Carbon surge driving up TTF & spot LNG prices
A carbon price surge in Europe pulling up LNG prices in China? This may sound like a case of the butterfly effect. But the current tandem rise in carbon and gas prices reflects an important linkage through the European power sector.
The carbon vs gas price relationship has come into focus this year as the result of surging carbon EUA prices. Carbon prices topped 25 €/t last Monday, a 142% move higher from the start of Q2 2018 (when prices were 13 €/t).
As carbon prices have increased, so has price volatility. After peaking on Monday last week, EUA prices fell 20% by Friday to close the week just under 20 €/t.
The TTF gas curve and Asian spot LNG prices have risen in parallel with carbon since Q1. They also fell in sympathy with the steep decline in EUA prices across last week.
The mechanics of this linkage between gas and carbon prices is underpinned by gas vs coal plant switching in European power markets, as we set out in this week’s article.
What is driving carbon higher
Carbon prices have rallied this year in response to finalisation of the Market Stability Reserve (MSR) measures. The MSR has been a long time coming, but represents a clear mechanism to reduce the surplus of carbon credits that has built since the financial crisis.
Under the MSR, surplus carbon inventory will be removed at the rate of 24% a year across 2019-23. Culling of EUAs will then continue beyond this at a 12% rate.
The net impact of the MSR has been to reignite the requirement for market driven emissions abatement from the power sector. In other words, the EUA market anticipates a shortage of emissions allowances, which needs to be cleared via higher prices.
The key mechanism driving carbon abatement at the margin, is the switching of coal units for CCGTs.
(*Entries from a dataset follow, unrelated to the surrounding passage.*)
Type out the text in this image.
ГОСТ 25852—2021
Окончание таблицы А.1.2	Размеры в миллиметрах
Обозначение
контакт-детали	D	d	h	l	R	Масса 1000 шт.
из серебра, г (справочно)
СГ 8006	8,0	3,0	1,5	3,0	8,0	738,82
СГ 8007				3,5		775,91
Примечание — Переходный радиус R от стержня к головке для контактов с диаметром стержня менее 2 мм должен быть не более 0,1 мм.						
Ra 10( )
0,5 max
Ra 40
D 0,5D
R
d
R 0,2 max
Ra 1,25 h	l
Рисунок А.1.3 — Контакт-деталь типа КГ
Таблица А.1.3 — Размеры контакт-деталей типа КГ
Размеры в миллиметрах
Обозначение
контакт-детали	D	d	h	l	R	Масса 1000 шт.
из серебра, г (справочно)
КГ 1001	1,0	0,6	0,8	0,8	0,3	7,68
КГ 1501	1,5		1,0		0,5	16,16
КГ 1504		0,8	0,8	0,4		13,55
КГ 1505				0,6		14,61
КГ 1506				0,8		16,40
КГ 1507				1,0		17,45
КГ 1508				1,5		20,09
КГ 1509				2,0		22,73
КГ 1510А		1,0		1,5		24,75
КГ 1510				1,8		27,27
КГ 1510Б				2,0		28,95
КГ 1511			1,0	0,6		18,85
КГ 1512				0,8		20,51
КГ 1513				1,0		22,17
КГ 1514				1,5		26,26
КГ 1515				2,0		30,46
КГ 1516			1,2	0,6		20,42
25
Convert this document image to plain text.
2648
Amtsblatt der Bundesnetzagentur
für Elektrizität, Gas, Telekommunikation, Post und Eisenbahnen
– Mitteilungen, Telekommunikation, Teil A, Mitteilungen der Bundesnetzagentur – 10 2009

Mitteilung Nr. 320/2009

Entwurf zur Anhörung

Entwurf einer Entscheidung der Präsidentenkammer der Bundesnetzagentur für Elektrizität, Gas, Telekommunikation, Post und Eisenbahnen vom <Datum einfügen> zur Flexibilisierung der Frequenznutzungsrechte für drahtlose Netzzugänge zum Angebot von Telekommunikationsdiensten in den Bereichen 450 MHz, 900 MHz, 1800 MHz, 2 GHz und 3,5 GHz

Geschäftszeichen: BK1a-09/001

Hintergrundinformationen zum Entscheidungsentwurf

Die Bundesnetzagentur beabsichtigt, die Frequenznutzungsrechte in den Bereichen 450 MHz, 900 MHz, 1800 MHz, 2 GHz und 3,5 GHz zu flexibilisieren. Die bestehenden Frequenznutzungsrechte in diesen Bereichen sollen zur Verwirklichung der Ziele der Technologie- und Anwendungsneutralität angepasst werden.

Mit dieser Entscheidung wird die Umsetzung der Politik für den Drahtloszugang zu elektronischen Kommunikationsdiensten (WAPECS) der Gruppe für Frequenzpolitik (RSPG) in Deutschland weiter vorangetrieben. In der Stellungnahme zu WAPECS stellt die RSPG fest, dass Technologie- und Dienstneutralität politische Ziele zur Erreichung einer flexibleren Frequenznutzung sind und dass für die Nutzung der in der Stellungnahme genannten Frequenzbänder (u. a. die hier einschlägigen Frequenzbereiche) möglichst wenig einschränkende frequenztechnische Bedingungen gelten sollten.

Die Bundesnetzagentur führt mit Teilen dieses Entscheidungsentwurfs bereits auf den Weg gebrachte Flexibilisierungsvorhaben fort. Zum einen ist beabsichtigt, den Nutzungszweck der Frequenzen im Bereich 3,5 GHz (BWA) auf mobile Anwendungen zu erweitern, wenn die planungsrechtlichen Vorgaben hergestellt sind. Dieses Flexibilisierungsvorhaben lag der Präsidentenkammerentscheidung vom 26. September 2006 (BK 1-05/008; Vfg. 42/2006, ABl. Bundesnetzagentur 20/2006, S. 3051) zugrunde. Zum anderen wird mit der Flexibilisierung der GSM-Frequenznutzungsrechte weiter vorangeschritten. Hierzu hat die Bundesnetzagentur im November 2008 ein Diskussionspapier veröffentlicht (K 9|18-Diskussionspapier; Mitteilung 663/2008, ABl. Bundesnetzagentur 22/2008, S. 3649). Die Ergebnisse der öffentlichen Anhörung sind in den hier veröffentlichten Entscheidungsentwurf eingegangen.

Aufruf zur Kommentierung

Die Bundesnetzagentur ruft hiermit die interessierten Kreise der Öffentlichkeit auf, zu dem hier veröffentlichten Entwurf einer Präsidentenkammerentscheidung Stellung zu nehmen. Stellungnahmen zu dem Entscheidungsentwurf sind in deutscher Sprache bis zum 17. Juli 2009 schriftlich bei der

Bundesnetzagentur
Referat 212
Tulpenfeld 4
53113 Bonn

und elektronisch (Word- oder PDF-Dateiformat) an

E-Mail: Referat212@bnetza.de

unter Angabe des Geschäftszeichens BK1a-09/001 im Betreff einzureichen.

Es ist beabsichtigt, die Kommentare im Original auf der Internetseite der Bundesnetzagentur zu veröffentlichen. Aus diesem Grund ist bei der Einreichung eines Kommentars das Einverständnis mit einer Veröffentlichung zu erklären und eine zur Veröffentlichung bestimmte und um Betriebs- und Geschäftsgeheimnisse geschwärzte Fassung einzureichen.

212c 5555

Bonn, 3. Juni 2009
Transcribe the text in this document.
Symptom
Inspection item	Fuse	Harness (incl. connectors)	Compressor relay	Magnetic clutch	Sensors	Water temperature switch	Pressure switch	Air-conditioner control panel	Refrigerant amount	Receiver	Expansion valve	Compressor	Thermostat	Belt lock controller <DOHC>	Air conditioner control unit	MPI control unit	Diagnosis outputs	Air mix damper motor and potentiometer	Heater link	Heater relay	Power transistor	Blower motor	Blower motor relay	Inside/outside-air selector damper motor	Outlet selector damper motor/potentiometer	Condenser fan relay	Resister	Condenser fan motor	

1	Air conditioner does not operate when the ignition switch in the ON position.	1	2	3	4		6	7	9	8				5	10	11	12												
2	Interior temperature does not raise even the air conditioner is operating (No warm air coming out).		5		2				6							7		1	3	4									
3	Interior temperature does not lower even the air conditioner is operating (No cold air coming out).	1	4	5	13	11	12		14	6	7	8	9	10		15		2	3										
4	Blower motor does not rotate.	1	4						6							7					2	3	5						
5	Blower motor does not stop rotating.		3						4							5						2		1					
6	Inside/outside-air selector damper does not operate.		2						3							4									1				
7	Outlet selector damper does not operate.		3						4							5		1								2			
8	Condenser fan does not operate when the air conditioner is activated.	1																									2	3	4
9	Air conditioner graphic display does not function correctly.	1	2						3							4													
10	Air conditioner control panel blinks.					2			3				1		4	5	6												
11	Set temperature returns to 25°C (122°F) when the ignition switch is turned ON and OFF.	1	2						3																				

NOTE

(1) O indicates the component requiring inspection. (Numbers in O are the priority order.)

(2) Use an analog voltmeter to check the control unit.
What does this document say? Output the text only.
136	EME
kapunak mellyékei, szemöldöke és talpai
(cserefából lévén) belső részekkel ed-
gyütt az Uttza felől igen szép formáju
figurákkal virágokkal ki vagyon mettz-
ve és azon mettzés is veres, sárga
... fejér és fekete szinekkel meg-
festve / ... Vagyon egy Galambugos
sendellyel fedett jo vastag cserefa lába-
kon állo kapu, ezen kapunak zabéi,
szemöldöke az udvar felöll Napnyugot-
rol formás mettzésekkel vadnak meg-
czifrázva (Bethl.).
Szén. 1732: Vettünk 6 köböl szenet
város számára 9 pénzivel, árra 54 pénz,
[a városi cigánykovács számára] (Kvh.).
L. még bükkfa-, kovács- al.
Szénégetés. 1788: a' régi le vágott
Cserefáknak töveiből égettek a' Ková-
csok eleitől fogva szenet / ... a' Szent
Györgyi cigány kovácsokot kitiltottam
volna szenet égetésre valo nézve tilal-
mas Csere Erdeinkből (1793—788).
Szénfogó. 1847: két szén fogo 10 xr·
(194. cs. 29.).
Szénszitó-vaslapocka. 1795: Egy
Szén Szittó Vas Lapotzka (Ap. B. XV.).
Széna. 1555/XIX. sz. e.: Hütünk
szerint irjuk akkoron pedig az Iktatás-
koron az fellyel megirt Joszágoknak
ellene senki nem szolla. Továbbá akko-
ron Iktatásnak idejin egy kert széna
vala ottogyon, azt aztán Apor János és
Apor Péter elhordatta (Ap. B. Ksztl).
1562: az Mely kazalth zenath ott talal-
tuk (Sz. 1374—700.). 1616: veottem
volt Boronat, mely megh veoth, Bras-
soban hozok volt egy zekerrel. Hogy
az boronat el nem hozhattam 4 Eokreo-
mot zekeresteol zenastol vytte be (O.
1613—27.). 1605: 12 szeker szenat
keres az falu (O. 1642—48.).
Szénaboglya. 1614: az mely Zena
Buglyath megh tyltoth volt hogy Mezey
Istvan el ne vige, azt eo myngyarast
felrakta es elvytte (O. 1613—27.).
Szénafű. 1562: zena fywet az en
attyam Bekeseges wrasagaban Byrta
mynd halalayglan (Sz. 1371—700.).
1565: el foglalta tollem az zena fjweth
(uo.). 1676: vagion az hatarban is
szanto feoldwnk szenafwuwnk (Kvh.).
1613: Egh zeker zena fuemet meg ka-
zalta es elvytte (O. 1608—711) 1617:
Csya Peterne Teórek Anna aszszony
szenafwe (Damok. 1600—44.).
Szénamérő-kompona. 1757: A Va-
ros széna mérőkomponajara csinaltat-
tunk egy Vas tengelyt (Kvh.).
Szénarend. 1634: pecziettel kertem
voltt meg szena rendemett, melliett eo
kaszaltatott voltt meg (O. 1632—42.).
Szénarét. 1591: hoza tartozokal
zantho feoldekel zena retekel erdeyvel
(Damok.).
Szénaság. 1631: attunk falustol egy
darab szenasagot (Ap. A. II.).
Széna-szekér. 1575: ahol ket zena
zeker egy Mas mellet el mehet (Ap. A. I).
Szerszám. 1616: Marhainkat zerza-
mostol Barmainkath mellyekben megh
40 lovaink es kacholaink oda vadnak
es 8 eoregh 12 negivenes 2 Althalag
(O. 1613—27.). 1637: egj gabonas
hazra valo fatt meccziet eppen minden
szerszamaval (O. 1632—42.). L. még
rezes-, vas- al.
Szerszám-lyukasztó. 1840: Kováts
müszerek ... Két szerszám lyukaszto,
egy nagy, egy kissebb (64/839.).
Germany is particularly important given its large switching potential, with 28GW of installed hard coal capacity and more than 20GW of gas-fired capacity (currently running at relatively low load factors).
Switching linkage between gas & carbon
Rising carbon prices hurts coal plant competitiveness versus gas. The carbon intensity of coal-fired units is more than double that of CCGTs (e.g. 0.85 vs 0.35 t/MWh of power produced). This means the variable cost of coal plants rises faster than CCGTs in response to a carbon price increase.
Everything else being equal, this carbon induced shift in competitiveness in favour of gas plants results in higher CCGT load factors. This in turn causes higher gas demand which acts to pull up European gas hub prices.
Movements in forward prices anticipate this relationship. In other words, a move higher in carbon prices is typically accompanied by a move higher in gas prices to maintain similar gas vs coal switching levels. This dynamic can be observed in Chart 1.
Chart 1: Relationship between front month EUA and TTF prices
Source: Timera Energy
Front month carbon & EUA prices have been 94% correlated since the start of Q2 (with daily price returns 41% correlated). The ratio of carbon vs gas price moves is not a ‘1 for 1’ relationship as it depends on the relative impact on gas vs coal plant variable cost.
The detailed mechanics of this carbon vs gas price linkage are quite complex. They depend on the relative variable costs of coal vs CCGT units taking into account gas price seasonality, different unit efficiencies and supply stack variances across markets.
This complexity means there is not a simple formula that defines the relationship between carbon and gas prices. It requires detailed modelling of pan-European power markets as we set out here.
But there is a clearly observable correlation between carbon and gas forward prices that is driven by European power market switching boundaries.
The connection to LNG spot prices
The carbon vs TTF price relationship also extends to impact spot LNG pricing. We recently set out the price relationship between the European gas market and Asian LNG spot prices. Spot LNG cargoes in Asia are priced at a spread to TTF. In other words, the volume of LNG flowing into Asia is primarily driven by the relative level of Asian spot prices above TTF, not the absolute level of Asian spot prices.
Strong Asian LNG demand this year has opened up an Asia/TTF spread that has been ranging above the 1.50 $/mmbtu level required to divert significant volumes of LNG from Europe to Asia. Asian spot prices must rise with TTF to support this spread level, in order to maintain cargo diversions to meet Asian demand.
The fact that Asia is pulling LNG away from Europe strengthens the importance of switching levels in driving TTF pricing. When Asian and European gas prices are converged, LNG imports tend to dampen rising European hub prices.
But in 2018, cargo diversion to service inelastic Asian demand has created somewhat of a vacuum above European hub prices. That has seen the carbon price rise translate more directly into higher TTF prices.